Меж деревьев совсем не было комаров. Под деревья не залетали почему-то даже слепни. В невысокой траве копошились жучки. Интереса к людям они не проявляли. Но муравьи - крупные, быстроногие - взбирались на спящих, оглядывались по сторонам, шевелили крохотными усиками, скатывались на землю. Легкий ветер шелестел листвой. Колосов поправил на девушке плащ-палатку, которой он прикрыл ее сонную. Кончиками пальцев осторожно коснулся завитка волос. Ощутил шелковистость, тепло. Снова пахнуло в душу далеким и мирным, но Галя вздрогнула во сне. Старшина поспешно отдернул руку. Почувствовал неловкость. Оттого, что девушка может открыть глаза, испугаться спросонья, подумать о нем невесть что. Он распрямился с такой поспешностью, словно его застали за чем-то предосудительным. Тихо отошел от спящей, опустился на траву.
На глаза попали два березовых листочка. Один свежий, другой - сухой, скорее всего прошлогодний. Откуда он взялся поверх травы, судить было трудно. Прошлогодние листья давно проросли травой, их мочили осенние дожди, утрамбовывал снег, обесцвечивали талые воды. Этот уцелел, не потерял своих красок. Светло-коричневый, с яркими желтыми крапинками, он лежал, открытый ветрам и солнцу, рядом с опавшим только что, черенок которого потешно изогнулся, напоминая поросячий хвостик.
Старшина поднял оба листика, поднес к глазам, посмотрел сквозь них на солнце. Зеленый почти не просвечивался. Основа листа, состоящая из хребта и дугообразных ребер, едва обозначалась. С виду вроде бы крепкий лист. А вот поди ж ты, что-то, значит, его сорвало, бросило, подумал Колосов. Ветер ли, прошедший недавно дождь.
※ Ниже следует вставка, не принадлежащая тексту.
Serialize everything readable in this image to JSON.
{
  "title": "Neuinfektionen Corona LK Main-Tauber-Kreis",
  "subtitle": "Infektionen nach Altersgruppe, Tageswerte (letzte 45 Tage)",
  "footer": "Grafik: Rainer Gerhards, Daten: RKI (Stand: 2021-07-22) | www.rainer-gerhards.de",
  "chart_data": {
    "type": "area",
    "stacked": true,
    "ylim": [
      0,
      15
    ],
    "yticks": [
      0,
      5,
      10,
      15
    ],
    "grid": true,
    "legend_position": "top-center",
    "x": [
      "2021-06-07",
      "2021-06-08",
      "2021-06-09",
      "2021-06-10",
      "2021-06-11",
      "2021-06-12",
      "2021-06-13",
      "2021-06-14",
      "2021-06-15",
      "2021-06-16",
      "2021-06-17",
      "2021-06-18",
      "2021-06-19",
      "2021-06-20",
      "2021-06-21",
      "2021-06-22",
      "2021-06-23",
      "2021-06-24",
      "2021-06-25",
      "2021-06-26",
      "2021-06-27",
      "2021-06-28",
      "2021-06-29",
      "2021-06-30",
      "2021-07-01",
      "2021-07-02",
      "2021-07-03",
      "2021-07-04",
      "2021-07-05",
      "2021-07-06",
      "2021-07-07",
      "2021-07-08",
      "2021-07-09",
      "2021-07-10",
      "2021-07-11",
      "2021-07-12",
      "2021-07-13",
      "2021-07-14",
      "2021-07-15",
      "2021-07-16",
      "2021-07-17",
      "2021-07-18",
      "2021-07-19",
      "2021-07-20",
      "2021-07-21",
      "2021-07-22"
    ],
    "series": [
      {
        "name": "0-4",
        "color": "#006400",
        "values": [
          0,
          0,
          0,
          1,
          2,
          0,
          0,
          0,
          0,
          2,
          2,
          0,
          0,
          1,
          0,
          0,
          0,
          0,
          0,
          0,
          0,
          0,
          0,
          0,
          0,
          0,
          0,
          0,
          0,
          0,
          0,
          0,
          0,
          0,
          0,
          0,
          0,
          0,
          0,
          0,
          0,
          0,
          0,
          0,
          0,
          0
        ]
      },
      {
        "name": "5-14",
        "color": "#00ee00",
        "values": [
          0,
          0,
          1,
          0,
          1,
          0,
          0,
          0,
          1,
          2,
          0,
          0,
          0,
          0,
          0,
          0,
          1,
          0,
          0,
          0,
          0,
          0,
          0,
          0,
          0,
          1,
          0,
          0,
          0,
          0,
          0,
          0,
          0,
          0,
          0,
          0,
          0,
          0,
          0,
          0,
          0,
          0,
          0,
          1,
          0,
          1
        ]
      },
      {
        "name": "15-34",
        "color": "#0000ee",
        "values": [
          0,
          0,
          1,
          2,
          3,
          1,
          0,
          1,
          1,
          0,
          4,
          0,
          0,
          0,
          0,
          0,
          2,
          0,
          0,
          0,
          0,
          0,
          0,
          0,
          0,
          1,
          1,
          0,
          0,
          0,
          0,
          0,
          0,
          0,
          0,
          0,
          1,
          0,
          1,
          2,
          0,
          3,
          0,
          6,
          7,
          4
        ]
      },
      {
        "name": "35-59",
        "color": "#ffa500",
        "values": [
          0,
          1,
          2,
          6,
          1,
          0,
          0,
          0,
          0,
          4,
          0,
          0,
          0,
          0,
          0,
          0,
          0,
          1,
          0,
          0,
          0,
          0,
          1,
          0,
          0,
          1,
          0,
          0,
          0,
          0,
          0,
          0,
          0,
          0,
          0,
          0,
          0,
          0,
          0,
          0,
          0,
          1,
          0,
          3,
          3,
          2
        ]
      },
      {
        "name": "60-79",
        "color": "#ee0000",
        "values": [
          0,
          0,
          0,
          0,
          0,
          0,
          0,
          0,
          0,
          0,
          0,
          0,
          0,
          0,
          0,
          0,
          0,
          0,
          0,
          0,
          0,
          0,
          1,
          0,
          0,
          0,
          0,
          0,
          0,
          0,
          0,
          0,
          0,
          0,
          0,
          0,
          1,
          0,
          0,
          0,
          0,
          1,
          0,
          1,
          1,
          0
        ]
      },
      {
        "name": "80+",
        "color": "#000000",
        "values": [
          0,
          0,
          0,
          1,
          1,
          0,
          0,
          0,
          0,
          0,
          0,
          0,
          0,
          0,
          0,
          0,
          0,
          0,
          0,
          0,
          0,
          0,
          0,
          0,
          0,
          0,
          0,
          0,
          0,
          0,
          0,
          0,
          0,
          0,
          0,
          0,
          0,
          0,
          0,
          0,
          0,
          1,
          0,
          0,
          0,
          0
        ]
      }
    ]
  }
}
Выходит, не оказалось в нем той крепости, что держит листья на дереве до осени, до того времени, когда наступит естественный срок отмирания. Прошлогодний лист по размеру был больше. Его настолько истерли дожди и ветры, что он светился. Солнце просвечивало сквозь крохотные отверстия, которыми он был испещрен, как сито, как терка, как изношенное до дыр тряпье. Хребет, ребра выпирали рельефно, как выступают кости у старой лошади, на которой еще при жизни можно изучать строение скелета. Поверхность листа избороздили морщины. Жилы и прожилки четко обозначали многоугольники системы жизнеобеспечения, некогда действовавшей, доносившей живительный сок до каждой клетки. Система эта давно уже умерла, как умерли, опали, успели смешаться с землей, прорасти новой травой, отдав последний сок почве, все прошлогодние листья, а этот каким-то чудом продержался на ветке до лета, упал совсем недавно, потому и сохранил краски. Старшина сложил листок, сдавил его пальцами, он хрустнул. Подумал о Неплюеве. Что за болезнь? Ничего такого не придумав, ушел в воспоминания.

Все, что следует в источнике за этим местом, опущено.